APRIL RYAN: The reaction has been very -- there are people who support -- the reason why I asked the question was not about Democrat or Republican. It was not a partisan thing, it was a reporter asking a question. But people have gone into their tribes and some are saying it was a great question, mostly people who do not support this president. And those who are supporting this president are outraged or angry. I've been getting death threats and we've been calling the FBI, and I mean, I put one on social media. And this is real. I asked a simple question. I asked a question. I did not point a finger, I asked a question, and now my life is in jeopardy because of a question. But I'm going to continue to do my job.
White House Press Secretary Sarah Huckabee Sanders called Ryan’s question “ridiculous" (the question was actually prompted from Ryan’s sources who advised that this was an option contemplated inside the Administration). This reaction by Sanders was evidently interpreted by Trump voters as providing permission to make death threats against a journalist for doing her job, much as Trump himself tacitly and explicitly encouraged physically harming and intimidating journalists during his campaign.

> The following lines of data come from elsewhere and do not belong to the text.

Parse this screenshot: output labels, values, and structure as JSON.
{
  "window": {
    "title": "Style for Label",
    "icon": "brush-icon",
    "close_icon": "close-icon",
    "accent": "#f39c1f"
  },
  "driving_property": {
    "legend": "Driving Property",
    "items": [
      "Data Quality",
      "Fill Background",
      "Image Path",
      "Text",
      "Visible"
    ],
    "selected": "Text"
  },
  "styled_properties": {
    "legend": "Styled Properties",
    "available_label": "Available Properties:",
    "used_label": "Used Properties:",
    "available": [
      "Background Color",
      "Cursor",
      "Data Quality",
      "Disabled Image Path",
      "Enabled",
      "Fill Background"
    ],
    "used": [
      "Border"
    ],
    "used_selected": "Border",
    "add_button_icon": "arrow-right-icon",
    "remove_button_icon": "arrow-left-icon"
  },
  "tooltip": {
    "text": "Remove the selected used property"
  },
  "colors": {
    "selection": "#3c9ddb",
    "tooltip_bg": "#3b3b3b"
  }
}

Ryan herself notes there was nothing improper about asking such a question, particularly given the turmoil this Administration has been thrown into since the U.S. Attorney exercised its warrant to search Trump's lawyer's premises for evidence of probable criminal activity:
“That is not illogical, irrational. It is a real question on the table, the path [the] White House does not want to deal with because they’re trying to craft the picture, the winning image. And there is no winning picture at this moment,” Ryan said.
Because she is African-American and female, Ryan makes a doubly attractive target for Trump’s virulently racist and misogynist supporters. She had previously received death threats when former Trump Press secretary Sean Spicer warned her to “stop shaking her head” in reaction to his responses.

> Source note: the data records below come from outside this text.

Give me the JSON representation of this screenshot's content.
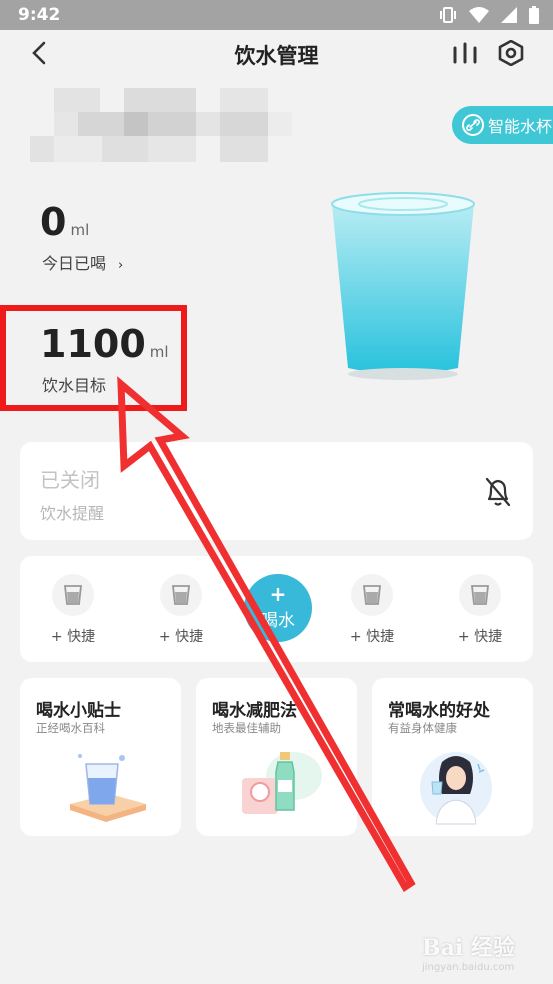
{
  "status_bar": {
    "time": "9:42"
  },
  "header": {
    "title": "饮水管理"
  },
  "smart_cup": {
    "label": "智能水杯"
  },
  "today": {
    "value": "0",
    "unit": "ml",
    "label": "今日已喝",
    "chevron": "›"
  },
  "goal": {
    "value": "1100",
    "unit": "ml",
    "label": "饮水目标",
    "chevron": "›"
  },
  "reminder": {
    "state": "已关闭",
    "label": "饮水提醒"
  },
  "quick": {
    "slots": [
      "+ 快捷",
      "+ 快捷",
      "+ 快捷",
      "+ 快捷"
    ],
    "drink_plus": "+",
    "drink_label": "喝水"
  },
  "tips": [
    {
      "title": "喝水小贴士",
      "subtitle": "正经喝水百科"
    },
    {
      "title": "喝水减肥法",
      "subtitle": "地表最佳辅助"
    },
    {
      "title": "常喝水的好处",
      "subtitle": "有益身体健康"
    }
  ],
  "watermark": {
    "brand": "Bai 经验",
    "url": "jingyan.baidu.com"
  },
  "colors": {
    "accent": "#38b9d9",
    "annotation": "#ef1a1a"
  }
}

April Ryan has worked as a White House Reporter for over twenty years on behalf of Pittsburgh-based American Urban Radio Networks, serving 300 radio stations with predominantly African-American audiences.

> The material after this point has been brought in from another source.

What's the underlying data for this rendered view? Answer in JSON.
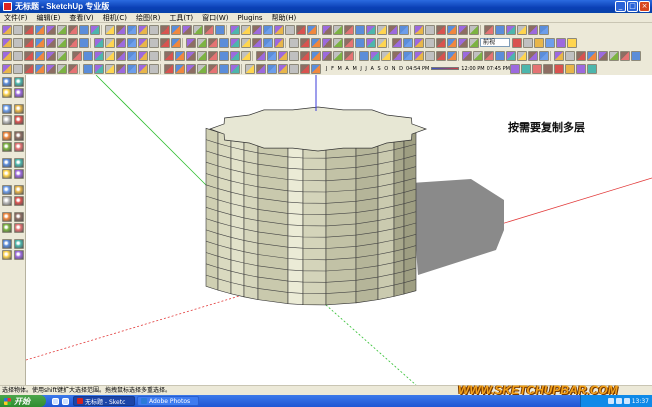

A Baltimore native who commutes from that city to the White House each day, Ryan is the only briefing-room reporter specializing in urban issues such as law enforcement, crime, poverty and education. She has also reported on more general issues, such as the environment and foreign relations.
The type of person who would threaten a White House reporter with death for asking a legitimate question has no business calling himself or herself an American. Unfortunately, the election of Donald Trump has wholly emboldened thousands of these types of people to crawl out from under their rocks:
In January, when discussing the backlash against the press led by attacks from Trump, Ryan said that some news organizations had “the FBI, the local police on speed dial just for asking questions.”
These attacks on journalists are just another lasting consequence of the 2016 election that Americans will likely have to cope with long after the Trump Administration is just a sad footnote in this country’s history.